The Washington Free Beacon Reports:
A record 93,770,000 Americans 16 or older did not participate in the nation’s labor force in July, and the labor force participation rate remained at 62.6 percent, a 38-year low, according to data released Friday from the Bureau of Labor Statistics (BLS).
The 93,770,000 Americans not in the labor force are those individuals who did not have a job and did not actively seek one in the past four weeks. This measure increased by 144,000 individuals over the month.
The participation rate, the percent of the population who participated in the labor force by either having a job or actively seeking one in the past four weeks, remained unchanged from June to July at 62.6 percent. This metric hasn’t been this low since October 1977, when it was 62.4 percent—a span of 38 years. [...]
The ‘real’ unemployment rate in July, or the U-6 measure, was 10.4 percent, which dropped slightly from the 10.5 percent it was in June. Some democrats such as Sen. Bernie Sanders (I., Vt.) and Federal Reserve Chair Janet Yellen have said that this measure is more representative of the labor market because it accounts for discouraged workers and those working part time instead of full time for economic reasons.
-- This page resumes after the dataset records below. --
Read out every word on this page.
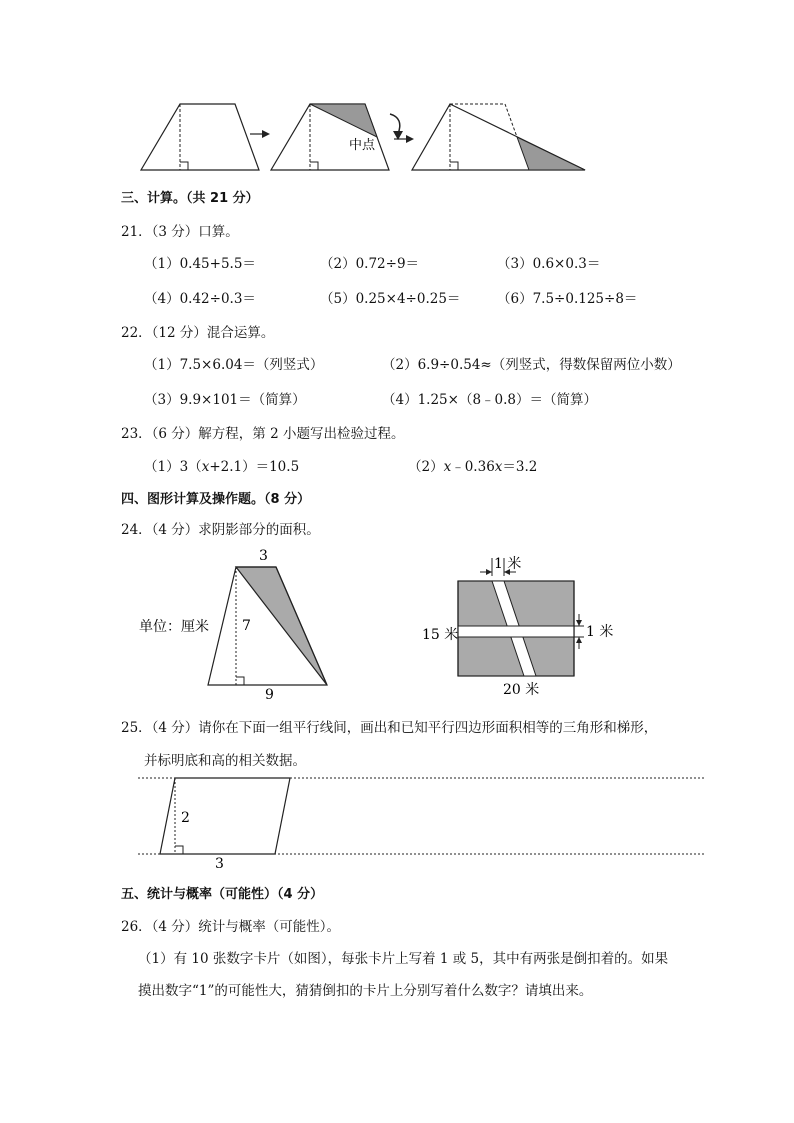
中点
三、计算。（共 21 分）
21．（3 分）口算。
（1）0.45+5.5＝	（2）0.72÷9＝	（3）0.6×0.3＝
（4）0.42÷0.3＝	（5）0.25×4÷0.25＝	（6）7.5÷0.125÷8＝
22．（12 分）混合运算。
（1）7.5×6.04＝（列竖式）	（2）6.9÷0.54≈（列竖式，得数保留两位小数）
（3）9.9×101＝（简算）	（4）1.25×（8﹣0.8）＝（简算）
23．（6 分）解方程，第 2 小题写出检验过程。
（1）3（x+2.1）＝10.5	（2）x﹣0.36x＝3.2
四、图形计算及操作题。（8 分）
24．（4 分）求阴影部分的面积。
3
7
9
单位：厘米
1 米
1 米
15 米
20 米
25．（4 分）请你在下面一组平行线间，画出和已知平行四边形面积相等的三角形和梯形，
并标明底和高的相关数据。
2
3
五、统计与概率（可能性）（4 分）
26．（4 分）统计与概率（可能性）。
（1）有 10 张数字卡片（如图），每张卡片上写着 1 或 5，其中有两张是倒扣着的。如果
摸出数字“1”的可能性大，猜猜倒扣的卡片上分别写着什么数字？请填出来。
When will our federal government realize that foisting more regulations on businesses is the least effective means of economic recovery? Forcing businesses to pay for their full-time employees’ healthcare doesn’t give more people healthcare -- it gives fewer people full-time jobs.
A Convention of States can significantly limit federal regulations by proposing constitutional amendments that shrink the size and jurisdiction of Washington bureaucracies.